The 46-year-old executive was arrested December 1 in Canada, and faces extradition to the United States. After news of her arrest broke late December 5, Meng's face was splashed across the internet.
Meng is the daughter of Huawei's billionaire founder, Ren Zhangfei, and her case threatens to ramp up tensions between Washington and Beijing.
"The fact that this is Ren's daughter and a very senior official in the company sends a very strong message to China: no one is above US law and we will reach out anywhere in the world and arrest you if you break the law," said Paul Triolo, the head of global tech policy at risk consultancy Eurasia Group.
Tipped for the top?
Despite her position as a senior executive at Huawei, China's largest smartphone and telecommunications equipment maker, little is known about Meng and her rise through the ranks at the company. It's not traded on a stock exchange, and its executives are notoriously media shy.
Aside from a brief stint at state-run China Construction Bank after graduating from college in 1992, Meng has spent her entire career at her father's company.
Her brother, who is known as both Meng Ping and Ren Ping, works at a Huawei subsidiary. The siblings' roles at the company have fueled speculation that they are being groomed to take over from their father.
In March, Huawei shook up its top ranks, making the founder's daughter one of four vice chairs of the board. The promotion supported the idea she could one day lead the company.
But Huawei's founder has repeatedly denied the existence of a succession plan built around his children.
Asked about it in 2010, Ren told Chinese business news site Caixin: "This plan doesn't exist. It's too ridiculous to respond to." In a letter to employees in 2013, he reportedly said his children lacked the vision, character and ambition to lead Huawei.

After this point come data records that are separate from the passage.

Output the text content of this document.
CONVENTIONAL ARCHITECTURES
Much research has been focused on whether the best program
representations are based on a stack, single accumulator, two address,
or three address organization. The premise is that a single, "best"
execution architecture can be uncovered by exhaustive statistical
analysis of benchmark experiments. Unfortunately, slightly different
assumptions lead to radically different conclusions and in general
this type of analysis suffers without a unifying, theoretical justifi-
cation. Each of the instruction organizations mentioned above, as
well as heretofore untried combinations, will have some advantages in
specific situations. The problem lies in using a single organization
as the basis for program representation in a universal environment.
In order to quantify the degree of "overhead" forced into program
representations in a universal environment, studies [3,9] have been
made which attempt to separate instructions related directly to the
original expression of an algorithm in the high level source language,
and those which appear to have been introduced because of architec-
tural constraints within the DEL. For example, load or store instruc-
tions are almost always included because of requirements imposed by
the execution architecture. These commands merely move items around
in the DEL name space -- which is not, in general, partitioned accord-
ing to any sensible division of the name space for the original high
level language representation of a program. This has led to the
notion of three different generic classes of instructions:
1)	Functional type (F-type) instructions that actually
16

According to its most recent annual report, Huawei is a private company with Ren holding 1.4% of its shares, and the rest owned by more than 80,000 company employees. Ren, 74, is worth $3.4 billion, according to Forbes.
From answering phones to finance chief
Until recently Meng, like her father, rarely spoke to the media.
But in 2013, she gave an interview to 21st Century Business Herald, a Chinese newspaper. She said she was married with two young children and noted that her husband does not work in the telecommunications industry.
Meng also answered questions regarding her last name, saying she changed it when she was 16, taking her mother's surname.
She started working at Huawei in 1993, a year after graduating from college. Her first job, she said, was answering phones.
Meng went back to university in 1997, graduating with a master's degree in accounting. When she returned to Huawei the following year, she joined the finance department and that, she said, was when her career took off.
Meng held positions at director and executive level in the accounting and finance departments before becoming CFO.
She spent the 2000s revamping Huawei's organizational structure and financial systems as the company expanded its business around the world.
Presiding over Huawei's riches
It is unclear exactly when Meng was promoted to the C-Suite.
Founded in 1987, Huawei only began publishing the names and biographies of the people who run the company in 2011, according to Reuters. The inaugural list already identified Meng as CFO.
Over the past seven years, she has presided over a period of extraordinary financial success at Huawei. The company more than quadrupled its net profit between 2011 and 2017, when it reported 47.5 billion yuan ($6.9 billion).
It now sells more smartphones than Apple (AAPL) and is the world's biggest maker of telecommunications equipment ahead of Sweden's Ericsson (ERIC).
The company's global rise has brought it increasing scrutiny from the US government over the same period. And Meng has now become its focal point.